Ce dernier confirma de nouveau ce qu’avait fait le tribunal de Montréal, retranchant toutefois deux ans aux cinq années de galères infligées.

De plus, son inséparable Lanoue, conduit par les archers de la maréchaussée, devait assister Flavart de Beaufort, lors de l’amende honorable, puis être blâmé en la manière accoutumée et payer trois livres d’amende au roi. Robidou, que l’on tenait toujours à revoir, serait admonesté en la chambre d’audience, et là, laisserait trois livres d’aumônes ; quant à Anne Lanoue, sa femme, grâce à ses dix-sept ans, elle était renvoyée hors de cause.

À quelque temps de là, un certificat signé en date du vendredi, le 5 octobre 1742, par M. Fr. Daine, conseiller, et M. Porlier, greffier, constatait l’exécution de la sentence.

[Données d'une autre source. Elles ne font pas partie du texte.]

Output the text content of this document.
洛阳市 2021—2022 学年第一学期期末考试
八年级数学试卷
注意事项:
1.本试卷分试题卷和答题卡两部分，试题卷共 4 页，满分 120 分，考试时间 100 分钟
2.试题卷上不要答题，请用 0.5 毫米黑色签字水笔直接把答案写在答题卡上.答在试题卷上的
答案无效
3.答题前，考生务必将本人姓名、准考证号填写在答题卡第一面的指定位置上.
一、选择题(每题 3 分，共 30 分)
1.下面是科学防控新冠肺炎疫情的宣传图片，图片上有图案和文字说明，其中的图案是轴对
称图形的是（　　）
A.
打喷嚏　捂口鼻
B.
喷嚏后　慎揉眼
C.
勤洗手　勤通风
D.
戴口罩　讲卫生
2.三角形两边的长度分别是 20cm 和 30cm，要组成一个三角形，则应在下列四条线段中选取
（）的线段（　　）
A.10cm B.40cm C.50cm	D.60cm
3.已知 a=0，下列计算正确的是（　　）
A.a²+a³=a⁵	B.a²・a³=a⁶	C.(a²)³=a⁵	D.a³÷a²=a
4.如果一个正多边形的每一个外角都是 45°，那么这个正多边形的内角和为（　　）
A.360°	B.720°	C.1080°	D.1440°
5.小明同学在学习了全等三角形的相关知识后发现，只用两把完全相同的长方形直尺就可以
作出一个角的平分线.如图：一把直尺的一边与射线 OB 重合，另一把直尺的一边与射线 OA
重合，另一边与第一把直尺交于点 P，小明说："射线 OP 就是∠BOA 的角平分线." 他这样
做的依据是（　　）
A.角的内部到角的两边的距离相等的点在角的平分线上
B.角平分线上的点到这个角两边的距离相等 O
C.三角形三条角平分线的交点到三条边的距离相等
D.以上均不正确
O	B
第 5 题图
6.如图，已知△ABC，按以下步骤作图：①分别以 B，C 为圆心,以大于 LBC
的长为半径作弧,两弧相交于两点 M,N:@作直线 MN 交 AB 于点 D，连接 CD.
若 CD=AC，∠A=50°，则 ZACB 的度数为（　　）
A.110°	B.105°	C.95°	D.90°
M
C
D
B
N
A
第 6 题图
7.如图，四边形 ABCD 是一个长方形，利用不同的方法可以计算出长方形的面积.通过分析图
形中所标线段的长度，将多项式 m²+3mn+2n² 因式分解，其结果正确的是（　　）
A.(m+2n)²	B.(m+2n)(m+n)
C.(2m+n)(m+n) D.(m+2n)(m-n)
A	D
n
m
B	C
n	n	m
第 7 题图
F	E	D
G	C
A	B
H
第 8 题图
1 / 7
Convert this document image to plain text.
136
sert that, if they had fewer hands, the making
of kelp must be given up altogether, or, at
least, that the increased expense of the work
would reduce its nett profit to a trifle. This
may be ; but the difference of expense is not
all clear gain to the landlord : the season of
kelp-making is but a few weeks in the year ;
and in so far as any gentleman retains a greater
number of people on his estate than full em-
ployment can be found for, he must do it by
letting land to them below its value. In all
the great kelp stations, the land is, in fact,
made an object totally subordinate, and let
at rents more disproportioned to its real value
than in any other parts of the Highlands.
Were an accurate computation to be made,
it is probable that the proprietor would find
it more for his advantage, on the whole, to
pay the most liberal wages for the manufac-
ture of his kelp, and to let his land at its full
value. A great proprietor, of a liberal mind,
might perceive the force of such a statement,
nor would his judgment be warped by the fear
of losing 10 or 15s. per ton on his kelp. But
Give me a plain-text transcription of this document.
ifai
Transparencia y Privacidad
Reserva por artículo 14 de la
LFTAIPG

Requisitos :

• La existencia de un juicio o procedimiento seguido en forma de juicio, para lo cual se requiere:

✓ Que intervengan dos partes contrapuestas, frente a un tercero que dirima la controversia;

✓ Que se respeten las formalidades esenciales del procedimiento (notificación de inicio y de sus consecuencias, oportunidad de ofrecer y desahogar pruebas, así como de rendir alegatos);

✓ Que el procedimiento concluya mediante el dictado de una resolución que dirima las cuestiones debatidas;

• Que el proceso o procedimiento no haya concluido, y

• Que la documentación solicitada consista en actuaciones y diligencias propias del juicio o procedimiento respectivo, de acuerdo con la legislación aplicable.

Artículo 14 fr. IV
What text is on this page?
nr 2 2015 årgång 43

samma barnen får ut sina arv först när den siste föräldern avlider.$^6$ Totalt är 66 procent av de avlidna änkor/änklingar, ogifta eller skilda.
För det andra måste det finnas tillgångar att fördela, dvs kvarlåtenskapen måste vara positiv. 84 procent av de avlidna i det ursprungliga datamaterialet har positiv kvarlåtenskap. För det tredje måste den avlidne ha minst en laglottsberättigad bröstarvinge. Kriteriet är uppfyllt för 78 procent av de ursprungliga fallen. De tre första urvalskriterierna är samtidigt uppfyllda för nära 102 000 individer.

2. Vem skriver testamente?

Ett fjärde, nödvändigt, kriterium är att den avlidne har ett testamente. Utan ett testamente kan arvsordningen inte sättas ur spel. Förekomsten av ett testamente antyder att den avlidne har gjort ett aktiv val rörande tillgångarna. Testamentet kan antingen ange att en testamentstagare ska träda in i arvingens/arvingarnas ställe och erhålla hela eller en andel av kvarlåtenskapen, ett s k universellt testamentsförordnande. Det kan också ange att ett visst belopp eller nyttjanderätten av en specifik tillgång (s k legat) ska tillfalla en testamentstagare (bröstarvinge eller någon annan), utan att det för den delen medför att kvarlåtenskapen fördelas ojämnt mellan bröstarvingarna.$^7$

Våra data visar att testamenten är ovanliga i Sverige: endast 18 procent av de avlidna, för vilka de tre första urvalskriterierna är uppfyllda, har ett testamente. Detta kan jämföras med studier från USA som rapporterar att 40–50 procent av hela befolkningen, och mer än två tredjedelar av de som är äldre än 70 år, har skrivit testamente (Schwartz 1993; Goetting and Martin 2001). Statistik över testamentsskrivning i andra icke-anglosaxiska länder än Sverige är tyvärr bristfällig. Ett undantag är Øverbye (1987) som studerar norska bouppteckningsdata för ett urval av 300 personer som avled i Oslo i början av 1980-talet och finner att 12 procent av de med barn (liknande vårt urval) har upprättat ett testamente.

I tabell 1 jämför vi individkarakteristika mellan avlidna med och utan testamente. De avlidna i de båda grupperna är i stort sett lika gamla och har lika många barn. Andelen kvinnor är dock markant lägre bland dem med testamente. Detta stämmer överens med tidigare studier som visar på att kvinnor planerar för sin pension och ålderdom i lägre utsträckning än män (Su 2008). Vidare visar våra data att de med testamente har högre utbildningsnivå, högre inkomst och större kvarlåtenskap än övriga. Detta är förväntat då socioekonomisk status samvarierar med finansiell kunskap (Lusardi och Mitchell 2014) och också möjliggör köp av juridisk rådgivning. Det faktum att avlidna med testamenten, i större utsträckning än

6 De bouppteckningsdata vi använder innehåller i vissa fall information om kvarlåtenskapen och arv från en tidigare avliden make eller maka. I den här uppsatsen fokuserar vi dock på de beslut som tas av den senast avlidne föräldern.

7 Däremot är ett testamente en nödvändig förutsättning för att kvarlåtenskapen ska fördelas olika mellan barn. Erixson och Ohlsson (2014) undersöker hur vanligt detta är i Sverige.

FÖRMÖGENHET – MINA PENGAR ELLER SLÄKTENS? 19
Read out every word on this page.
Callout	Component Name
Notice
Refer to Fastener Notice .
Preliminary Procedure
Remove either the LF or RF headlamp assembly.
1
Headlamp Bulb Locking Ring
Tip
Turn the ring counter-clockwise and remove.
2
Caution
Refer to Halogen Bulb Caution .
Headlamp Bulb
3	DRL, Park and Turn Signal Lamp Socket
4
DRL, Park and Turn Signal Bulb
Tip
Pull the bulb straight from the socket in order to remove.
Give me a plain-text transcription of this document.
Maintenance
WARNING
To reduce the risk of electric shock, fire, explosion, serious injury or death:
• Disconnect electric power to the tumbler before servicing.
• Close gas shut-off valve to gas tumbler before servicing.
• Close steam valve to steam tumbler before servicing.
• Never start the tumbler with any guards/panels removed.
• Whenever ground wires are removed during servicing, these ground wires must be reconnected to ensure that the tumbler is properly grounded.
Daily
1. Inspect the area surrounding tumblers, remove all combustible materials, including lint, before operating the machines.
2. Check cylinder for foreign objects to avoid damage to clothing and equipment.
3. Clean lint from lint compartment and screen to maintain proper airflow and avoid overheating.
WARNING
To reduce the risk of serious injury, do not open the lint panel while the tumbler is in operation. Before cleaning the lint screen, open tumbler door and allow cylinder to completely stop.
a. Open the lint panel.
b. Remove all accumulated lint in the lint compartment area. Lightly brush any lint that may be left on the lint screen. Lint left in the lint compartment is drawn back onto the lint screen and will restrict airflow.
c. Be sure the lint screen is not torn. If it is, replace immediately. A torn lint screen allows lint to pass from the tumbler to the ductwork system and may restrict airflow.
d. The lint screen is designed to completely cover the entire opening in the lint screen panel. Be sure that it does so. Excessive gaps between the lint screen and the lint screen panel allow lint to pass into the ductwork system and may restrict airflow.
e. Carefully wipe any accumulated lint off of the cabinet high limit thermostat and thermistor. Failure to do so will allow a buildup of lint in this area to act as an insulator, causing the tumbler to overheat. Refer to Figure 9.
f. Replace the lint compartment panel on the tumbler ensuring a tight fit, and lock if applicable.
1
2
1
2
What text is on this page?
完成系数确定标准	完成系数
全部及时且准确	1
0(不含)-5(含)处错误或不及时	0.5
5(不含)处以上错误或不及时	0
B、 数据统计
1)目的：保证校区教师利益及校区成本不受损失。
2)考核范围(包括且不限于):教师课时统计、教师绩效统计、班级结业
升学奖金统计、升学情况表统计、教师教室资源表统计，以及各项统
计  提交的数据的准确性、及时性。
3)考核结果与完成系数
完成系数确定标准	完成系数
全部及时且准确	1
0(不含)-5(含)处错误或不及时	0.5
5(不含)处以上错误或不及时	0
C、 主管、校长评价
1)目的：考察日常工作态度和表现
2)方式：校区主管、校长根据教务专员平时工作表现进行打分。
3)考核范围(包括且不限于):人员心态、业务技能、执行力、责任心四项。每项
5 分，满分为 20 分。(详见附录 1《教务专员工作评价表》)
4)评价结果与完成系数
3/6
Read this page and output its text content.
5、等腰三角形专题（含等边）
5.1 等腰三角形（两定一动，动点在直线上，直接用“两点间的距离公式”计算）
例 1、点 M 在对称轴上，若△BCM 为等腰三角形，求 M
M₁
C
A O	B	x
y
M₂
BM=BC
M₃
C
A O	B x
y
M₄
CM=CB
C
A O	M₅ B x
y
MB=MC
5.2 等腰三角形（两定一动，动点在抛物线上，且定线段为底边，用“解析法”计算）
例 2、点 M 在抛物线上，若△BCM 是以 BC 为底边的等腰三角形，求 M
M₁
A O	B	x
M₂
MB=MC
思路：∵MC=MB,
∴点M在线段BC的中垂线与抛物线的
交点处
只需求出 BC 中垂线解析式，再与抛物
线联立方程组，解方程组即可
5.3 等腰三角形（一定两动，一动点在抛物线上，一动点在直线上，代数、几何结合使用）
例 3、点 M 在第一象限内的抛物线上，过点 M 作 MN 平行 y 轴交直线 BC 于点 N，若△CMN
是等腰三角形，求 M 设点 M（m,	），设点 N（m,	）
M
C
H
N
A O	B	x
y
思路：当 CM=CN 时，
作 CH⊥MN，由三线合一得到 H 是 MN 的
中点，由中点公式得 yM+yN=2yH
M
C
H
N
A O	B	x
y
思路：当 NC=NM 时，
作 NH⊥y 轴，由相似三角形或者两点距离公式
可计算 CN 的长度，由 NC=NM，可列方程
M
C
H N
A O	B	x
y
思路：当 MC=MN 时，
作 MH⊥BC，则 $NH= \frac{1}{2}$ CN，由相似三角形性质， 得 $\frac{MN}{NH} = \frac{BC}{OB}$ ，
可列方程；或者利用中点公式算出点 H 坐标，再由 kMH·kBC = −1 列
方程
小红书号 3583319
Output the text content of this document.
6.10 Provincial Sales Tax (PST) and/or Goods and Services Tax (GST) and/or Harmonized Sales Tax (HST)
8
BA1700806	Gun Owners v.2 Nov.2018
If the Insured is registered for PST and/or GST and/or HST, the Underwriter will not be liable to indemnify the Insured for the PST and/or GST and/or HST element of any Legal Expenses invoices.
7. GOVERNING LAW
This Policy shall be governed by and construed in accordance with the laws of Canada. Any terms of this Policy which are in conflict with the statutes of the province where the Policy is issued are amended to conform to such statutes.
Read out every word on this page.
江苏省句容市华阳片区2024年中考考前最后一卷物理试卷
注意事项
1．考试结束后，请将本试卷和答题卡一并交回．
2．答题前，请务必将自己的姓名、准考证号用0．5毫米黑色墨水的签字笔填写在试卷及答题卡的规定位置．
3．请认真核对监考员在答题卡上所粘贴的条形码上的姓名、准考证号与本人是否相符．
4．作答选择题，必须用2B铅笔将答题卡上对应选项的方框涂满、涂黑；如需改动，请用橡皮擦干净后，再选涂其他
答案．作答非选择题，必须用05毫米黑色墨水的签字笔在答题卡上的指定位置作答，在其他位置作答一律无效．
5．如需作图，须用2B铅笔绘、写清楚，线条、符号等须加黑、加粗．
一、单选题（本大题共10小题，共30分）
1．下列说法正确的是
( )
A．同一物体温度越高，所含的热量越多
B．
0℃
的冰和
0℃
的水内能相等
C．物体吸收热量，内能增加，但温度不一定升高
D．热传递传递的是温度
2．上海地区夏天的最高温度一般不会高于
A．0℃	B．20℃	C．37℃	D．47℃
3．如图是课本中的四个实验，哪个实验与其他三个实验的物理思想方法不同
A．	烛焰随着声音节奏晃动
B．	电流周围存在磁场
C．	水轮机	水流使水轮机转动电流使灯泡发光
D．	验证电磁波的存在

Le clergé catholique s’émut de ce sacrilège. Par son mandement du 10 septembre 1742, monseigneur de Pontbriand ordonnait une amende honorable et une procession de l’église paroissiale à Bonsecours. Deux ans plus tard, le 1er mars 1774, cet évêque instituait la fête du crucifix outragé : elle devait être célébrée le premier vendredi de mars de chaque année, et, en 1804, monseigneur Plessis la remettait au premier octobre, attachant à ce jour une indulgence plénière accordée par un bref du pape en date du 28 mars 1802.

Le crucifix du cordonnier Lanoue est encore dans le sanctuaire des Hospitalières de Québec, et au libre-penseur y allant en curieux comme à l’humble croyant venant y adorer son Christ, les religieuses de l’Hôtel-Dieu raconteront, sans se faire prier, l’histoire du crucifix outragé.